Listed property is well-positioned to withstand a rising rates environment despite a potential short-term hit to returns, Harbour Asset Management portfolio manager, Shane Solly, argues in a new paper.
Solly says historical data suggests while real estate investment trust (REIT) returns may fall as interest rates begin to rise, the sector tends “to perform better as rate hike cycles mature”.
“This difference in performance partly reflects rotation in ownership from yield-focused investors to investors focused on total return and inflation protection,” he says.
According to Solly, pure yield-play REIT investors ignore the longer-term benefits of the asset class that include inflation-protection and low volatility growth even as interest rates spike higher.
“For investors looking at REITs to deliver long-term, low volatility growth – to capture earnings growth as economies shift and grow and real estate goes along with it – short term moves in interest rates have less impact,” he says. “In fact, as interest rate increases hit earnings of more cyclical sectors (for instance housing and consumer-related stocks), the defensive nature of REIT earnings is reinforced.”
The US listed property market has delivered positive returns in four out of the last six lengthy rising interest rate cycles since the 1970s, the Harbour paper says, while outperforming the broader equity index in three of those episodes.
NZ data shows local REITs have a weak inverse correlation with official cash rate (OCR) moves, although the relationship can “decouple”.
Solly says “other factors such as inflation, economic growth, physical commercial property supply and demand factors, and the nature of commercial property leases may influence REIT returns”.
However, he says investors need to carefully assess REITs for debt exposure and underlying asset quality in a sector that has seen much structural reform and diversification in recent times.
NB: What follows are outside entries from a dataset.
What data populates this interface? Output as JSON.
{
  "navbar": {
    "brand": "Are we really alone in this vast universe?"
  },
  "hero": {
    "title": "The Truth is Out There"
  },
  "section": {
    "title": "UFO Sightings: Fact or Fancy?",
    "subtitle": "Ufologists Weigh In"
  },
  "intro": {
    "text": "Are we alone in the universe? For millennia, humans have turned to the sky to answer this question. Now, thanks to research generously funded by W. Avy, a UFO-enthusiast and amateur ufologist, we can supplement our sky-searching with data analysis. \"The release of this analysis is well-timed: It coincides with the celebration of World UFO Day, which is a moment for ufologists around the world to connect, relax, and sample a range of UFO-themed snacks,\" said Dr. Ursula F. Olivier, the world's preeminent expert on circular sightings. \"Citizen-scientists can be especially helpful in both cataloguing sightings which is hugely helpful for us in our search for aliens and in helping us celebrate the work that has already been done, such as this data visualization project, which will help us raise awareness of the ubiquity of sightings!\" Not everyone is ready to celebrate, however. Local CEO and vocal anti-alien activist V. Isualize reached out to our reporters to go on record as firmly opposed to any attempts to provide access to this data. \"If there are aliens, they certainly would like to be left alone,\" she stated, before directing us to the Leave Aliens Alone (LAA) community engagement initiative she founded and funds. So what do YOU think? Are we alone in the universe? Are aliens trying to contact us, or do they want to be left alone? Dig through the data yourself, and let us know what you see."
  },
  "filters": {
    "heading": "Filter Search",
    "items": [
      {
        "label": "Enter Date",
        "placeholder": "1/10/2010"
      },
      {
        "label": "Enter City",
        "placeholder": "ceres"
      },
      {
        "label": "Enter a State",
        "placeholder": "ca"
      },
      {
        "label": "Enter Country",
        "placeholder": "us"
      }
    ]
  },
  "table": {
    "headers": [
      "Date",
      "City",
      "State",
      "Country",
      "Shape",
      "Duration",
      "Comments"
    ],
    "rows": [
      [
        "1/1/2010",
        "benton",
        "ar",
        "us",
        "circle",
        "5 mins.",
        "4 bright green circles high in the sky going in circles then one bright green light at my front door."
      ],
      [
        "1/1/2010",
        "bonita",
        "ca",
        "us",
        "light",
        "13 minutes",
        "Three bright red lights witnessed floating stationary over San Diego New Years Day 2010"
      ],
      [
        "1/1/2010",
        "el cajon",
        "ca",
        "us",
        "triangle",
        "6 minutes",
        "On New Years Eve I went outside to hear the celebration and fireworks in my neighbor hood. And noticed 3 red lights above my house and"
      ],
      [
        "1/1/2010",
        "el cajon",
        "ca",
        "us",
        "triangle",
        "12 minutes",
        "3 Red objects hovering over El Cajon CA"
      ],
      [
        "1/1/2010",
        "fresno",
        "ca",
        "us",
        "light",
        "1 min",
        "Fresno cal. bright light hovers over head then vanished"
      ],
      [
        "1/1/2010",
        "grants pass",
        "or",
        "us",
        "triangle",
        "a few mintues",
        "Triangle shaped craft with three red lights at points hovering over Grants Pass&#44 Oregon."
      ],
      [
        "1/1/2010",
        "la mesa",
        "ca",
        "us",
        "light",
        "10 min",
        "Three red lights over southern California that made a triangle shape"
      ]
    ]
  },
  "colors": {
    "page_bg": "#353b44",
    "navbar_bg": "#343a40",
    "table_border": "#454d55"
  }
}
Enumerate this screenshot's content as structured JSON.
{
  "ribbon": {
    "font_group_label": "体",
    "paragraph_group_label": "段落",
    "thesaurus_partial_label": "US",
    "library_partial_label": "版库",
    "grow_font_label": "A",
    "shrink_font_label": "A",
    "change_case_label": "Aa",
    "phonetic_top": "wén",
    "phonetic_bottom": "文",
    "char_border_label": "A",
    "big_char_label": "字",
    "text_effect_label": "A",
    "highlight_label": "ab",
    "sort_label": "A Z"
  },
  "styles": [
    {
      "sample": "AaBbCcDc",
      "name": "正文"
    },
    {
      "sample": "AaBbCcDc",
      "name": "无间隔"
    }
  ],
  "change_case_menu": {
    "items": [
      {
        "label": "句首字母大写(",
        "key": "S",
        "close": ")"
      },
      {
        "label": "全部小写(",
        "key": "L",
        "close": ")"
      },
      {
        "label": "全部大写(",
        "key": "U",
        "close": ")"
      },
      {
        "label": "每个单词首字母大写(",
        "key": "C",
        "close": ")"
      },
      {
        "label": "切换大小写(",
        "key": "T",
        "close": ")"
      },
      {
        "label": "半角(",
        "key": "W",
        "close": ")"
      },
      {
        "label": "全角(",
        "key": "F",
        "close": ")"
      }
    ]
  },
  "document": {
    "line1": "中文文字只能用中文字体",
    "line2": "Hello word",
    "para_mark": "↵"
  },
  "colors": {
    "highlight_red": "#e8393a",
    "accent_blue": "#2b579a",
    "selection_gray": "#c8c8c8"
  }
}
“In Harbour’s view, REITs are more akin to ‘hard assets’, and hard assets tend to perform better than cyclical assets in volatile and uncertain markets,” Solly says. “REITs tend to get hit early in a rate hike cycle and can perform well over long periods of time if the assets are underpinned by structural demand. This reinforces the need to invest in a diversified portfolio of REITs and other hard asset REIT-style stocks with structural tail winds that can ride through the cycle.”